Sie fragen sich, wie das weiter- und ausgegangen ist mit der Freundlichkeit des Fremden?!

Wir können jetzt den bestimmten Artikel benutzen, denn dieser Fremde ist uns nicht mehr fremd. Die Wirklichkeit kann manchmal unglaubwürdiger als die Fiktion sein.
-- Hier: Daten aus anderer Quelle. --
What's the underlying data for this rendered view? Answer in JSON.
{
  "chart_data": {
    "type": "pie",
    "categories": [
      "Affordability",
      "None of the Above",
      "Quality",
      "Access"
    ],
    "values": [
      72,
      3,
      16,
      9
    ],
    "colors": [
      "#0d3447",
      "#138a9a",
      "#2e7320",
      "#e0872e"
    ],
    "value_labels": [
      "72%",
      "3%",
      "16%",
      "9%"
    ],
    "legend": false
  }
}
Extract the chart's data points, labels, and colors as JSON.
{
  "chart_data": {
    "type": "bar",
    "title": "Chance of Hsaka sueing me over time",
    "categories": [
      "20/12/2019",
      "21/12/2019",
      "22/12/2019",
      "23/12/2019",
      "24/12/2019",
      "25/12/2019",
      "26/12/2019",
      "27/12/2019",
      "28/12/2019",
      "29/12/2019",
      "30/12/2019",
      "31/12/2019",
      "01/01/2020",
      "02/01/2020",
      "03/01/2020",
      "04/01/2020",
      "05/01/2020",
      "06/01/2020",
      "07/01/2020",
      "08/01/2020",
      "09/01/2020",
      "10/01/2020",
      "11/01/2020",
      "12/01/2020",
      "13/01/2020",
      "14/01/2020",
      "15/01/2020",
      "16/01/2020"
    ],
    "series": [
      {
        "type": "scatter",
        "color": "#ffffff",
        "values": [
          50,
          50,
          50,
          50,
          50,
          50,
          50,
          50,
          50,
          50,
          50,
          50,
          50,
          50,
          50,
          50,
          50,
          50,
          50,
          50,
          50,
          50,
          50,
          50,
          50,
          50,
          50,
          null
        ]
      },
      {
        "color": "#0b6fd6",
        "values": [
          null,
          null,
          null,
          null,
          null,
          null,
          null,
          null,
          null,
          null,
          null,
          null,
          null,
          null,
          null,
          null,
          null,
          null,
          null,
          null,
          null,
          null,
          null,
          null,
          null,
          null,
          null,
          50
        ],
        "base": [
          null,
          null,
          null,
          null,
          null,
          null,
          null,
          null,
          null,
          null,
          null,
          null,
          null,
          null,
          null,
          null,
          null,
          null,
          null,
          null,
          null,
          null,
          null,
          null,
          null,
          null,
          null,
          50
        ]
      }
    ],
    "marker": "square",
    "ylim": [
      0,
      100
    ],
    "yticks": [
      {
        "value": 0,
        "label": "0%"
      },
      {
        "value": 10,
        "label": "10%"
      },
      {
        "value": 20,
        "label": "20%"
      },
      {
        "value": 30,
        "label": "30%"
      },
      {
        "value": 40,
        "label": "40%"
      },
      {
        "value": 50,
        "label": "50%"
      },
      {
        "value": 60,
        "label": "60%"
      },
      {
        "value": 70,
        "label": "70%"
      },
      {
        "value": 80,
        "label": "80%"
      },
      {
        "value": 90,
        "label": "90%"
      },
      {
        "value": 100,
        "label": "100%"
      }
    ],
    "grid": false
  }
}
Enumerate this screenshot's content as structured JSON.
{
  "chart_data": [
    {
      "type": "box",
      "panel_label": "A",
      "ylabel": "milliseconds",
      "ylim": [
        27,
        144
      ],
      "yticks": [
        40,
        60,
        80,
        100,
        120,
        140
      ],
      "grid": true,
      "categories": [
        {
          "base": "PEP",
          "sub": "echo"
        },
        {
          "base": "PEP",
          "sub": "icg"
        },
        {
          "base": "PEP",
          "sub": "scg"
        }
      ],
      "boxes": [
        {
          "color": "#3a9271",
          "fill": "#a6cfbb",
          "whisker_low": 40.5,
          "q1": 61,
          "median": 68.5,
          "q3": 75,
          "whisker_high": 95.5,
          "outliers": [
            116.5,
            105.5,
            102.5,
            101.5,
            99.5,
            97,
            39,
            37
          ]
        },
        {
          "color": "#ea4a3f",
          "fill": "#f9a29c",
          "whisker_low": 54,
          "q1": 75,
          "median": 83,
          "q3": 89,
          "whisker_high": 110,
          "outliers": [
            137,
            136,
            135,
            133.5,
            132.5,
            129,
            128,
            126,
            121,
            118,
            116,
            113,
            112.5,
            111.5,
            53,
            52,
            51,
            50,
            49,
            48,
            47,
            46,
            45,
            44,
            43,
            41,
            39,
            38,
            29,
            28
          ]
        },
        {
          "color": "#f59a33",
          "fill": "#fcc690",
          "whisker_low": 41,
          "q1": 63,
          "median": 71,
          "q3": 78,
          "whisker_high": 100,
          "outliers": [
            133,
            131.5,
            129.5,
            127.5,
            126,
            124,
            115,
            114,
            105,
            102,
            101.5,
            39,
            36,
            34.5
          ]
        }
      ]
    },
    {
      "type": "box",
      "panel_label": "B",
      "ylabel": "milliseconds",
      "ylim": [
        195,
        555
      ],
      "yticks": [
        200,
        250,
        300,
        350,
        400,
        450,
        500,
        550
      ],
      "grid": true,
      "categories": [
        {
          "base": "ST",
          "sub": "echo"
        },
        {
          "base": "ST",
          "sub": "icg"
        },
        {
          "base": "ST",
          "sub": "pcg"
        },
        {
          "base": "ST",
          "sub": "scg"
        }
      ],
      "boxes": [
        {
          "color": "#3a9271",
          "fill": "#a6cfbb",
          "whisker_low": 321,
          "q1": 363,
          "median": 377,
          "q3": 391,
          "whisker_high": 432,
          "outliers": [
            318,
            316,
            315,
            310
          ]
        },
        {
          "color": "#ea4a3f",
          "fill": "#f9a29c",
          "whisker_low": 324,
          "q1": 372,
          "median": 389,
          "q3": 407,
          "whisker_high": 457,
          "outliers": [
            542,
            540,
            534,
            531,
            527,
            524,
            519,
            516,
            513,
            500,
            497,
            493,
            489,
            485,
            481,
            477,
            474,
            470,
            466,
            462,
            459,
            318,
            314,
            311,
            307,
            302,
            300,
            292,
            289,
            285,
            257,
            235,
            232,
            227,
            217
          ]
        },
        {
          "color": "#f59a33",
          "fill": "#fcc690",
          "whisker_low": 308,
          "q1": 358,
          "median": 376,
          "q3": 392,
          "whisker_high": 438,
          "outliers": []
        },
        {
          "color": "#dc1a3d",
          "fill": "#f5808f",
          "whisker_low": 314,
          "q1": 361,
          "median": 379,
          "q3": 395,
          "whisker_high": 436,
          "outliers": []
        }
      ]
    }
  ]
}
Würde man mich in einem Buch oder Film mit *dieser* Realität konfrontieren, hätte der Autor gleich verloren, denn so viel “Kommissar Zufall” erträgt man selbst in schlechten Filmen nicht.

“Auweia!”, würde man schreien, “sowas gibt es doch gar nicht!” — Gibt es doch! Aber eben nur “in Echt”.

Mein Hinweg zur S-Bahnhaltestelle hat natürlich auch einen Weg zurück. Als ich etwa fünf Stunden später — und somit etwa eine Stunde früher als gedacht — an derselben Stelle aussteige, haben sich Laune und Wetter verschlechtert. Der Tag ist anders verlaufen als gedacht, was auch, aber nicht nur am Wetter liegt. Es hat zu regnen begonnen — und der leichte Regen entwickelt sich gerade zu einem Platzregen. Typisch für diese Jahreszeit. Aber ich bin nicht darauf vorbereitet und gehe mit gesenktem Kopf und schnellen Schritten Richtung “nach Hause”. Der Rückweg verläuft konsequenterweise ausschließlich bergauf.

Plötzlich höre ich ein zerknautschtes Hupen neben mir. Der Regen ist mittlerweile so heftig geworden, dass ich kaum aufschauen kann. Dafür aber nach links. Neben mir hält der blaue Lieferwagen. Die Beifahrertür wird aufgestoßen.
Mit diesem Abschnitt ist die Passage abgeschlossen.